When mercenary Wade Wilson is diagnosed with terminal cancer, he is recruited to undergo a life changing surgery in hopes of freeing himself from the illness. After the surgery turns out to be a scam which gives people superhuman abilities via torture, the newly disfigured Wade takes on the alter ego Deadpool and vows revenge on those who changed him. With Deadpool’s new ability essentially being immortality, he heads out into the world, swords in hand, slicing his way to the top of the criminal food chain.

Along with his power to heal himself, Deadpool has the before unseen ability of being aware he is in a comic, or in this case a movie. Spawning here is the source of many of the film’s gags. Deadpool frequently interacts with the audience, giving insight into the story and his own twisted mind. Even going as far as making references to the actors in the X-Men films and previous Deadpool cinematic appearances, the film’s act for being incredibly self aware is done in inventive and refreshing ways.

Technically, Deadpool also triumphs. In the age of risk free action films, where the threats in the stunts are nonexistent, this movie feels raw and exciting. While there are CG enhancements throughout the film’s set pieces, special effects do not obscure when the bullets and fists start flying. In movies like 2015’s Kingsmen and the latest Mission Impossible, jump cuts in action sequences stick out like a sore thumb. Whether Deadpool had these highly editing fight scenes or not, its action looked clean and slick. Despite Deadpool’s immortality, the stakes felt high and made for great comic book violence.

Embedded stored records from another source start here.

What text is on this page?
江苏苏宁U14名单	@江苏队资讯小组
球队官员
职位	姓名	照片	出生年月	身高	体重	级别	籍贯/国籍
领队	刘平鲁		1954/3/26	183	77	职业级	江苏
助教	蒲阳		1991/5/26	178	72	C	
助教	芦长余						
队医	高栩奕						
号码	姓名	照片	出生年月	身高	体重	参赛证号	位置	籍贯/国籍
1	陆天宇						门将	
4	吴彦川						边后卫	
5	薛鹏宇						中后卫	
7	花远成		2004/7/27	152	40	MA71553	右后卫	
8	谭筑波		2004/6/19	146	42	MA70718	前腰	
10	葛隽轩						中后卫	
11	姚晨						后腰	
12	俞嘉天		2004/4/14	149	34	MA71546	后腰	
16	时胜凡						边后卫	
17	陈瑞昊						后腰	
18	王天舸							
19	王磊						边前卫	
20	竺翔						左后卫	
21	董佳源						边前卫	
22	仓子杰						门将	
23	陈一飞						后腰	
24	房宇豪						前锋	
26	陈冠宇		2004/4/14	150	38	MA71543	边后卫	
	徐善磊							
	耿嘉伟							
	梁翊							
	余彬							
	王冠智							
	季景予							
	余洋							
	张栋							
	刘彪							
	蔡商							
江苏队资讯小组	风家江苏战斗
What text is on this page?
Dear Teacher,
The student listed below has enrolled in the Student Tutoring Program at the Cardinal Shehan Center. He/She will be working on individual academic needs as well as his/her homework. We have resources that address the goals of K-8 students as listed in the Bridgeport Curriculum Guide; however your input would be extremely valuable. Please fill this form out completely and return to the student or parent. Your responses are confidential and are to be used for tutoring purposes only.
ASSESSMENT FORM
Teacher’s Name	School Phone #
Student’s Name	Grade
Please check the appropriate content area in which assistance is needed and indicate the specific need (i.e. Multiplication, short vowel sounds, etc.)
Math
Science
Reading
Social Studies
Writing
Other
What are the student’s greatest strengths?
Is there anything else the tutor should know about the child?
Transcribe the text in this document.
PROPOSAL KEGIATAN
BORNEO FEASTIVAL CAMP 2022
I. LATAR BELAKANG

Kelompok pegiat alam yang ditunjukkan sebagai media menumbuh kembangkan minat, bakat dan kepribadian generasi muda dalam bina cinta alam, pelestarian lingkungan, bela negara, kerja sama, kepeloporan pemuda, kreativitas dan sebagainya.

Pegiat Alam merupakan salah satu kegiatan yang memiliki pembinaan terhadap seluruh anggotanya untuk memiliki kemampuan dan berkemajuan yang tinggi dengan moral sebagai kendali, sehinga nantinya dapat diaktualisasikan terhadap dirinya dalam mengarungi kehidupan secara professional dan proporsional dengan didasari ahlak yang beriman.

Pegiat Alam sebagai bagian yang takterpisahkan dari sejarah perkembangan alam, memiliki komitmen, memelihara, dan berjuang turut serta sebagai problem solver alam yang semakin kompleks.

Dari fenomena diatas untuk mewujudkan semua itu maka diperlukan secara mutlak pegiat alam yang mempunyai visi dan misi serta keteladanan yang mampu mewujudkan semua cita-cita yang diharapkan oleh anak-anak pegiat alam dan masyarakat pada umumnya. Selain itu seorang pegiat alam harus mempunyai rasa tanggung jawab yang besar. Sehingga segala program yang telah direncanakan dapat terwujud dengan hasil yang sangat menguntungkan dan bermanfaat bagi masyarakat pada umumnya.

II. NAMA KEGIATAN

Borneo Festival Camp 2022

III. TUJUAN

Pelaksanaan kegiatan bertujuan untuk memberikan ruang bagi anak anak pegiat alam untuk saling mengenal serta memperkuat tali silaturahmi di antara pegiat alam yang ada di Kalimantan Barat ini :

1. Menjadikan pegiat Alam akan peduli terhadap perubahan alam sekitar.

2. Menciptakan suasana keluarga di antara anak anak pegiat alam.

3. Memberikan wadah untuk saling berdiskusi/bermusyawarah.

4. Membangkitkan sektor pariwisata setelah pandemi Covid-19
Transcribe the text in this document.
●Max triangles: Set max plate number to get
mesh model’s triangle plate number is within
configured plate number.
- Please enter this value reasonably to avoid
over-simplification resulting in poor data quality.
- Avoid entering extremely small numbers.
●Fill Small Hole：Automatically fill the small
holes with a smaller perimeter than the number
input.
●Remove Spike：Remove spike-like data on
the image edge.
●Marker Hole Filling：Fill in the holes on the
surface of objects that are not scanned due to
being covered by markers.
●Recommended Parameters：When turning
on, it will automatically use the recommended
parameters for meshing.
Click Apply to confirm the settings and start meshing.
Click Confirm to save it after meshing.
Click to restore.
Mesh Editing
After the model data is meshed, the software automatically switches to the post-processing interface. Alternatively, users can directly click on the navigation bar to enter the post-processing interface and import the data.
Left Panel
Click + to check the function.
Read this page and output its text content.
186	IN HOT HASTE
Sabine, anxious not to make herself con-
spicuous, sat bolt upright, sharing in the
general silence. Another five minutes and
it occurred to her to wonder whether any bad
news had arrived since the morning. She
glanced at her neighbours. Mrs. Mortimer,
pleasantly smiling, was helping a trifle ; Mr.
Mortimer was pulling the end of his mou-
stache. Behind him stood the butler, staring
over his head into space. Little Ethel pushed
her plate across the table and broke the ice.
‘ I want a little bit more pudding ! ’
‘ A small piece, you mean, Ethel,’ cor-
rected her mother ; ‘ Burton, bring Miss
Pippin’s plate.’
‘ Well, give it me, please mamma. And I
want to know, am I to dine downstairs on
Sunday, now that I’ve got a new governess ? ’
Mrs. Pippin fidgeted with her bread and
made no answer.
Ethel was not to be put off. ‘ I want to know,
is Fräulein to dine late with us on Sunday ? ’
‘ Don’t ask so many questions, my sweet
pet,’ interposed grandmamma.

Unlike almost every mainstream comic book hero movie, the violence is a hard R, but what is surprisingly even more edgy is the humor. Sex, drugs and racial humor, the ‘merc with a mouth’ says it all. Is it offensive? Most certainly, but a Marvel movie with this many “in your face” profanities is just what the movie needed to be.

Bringing forth most of the inspiration for the project, Ryan Reynolds delivered some of cinema’s most uproarious humor and above one of Hollywood’s greatest montages. Deadpool needed to do only one thing, and that is to have been simple and fun. It accomplished its goal with great success, kicking of what should be Marvel’s most entertaining franchise.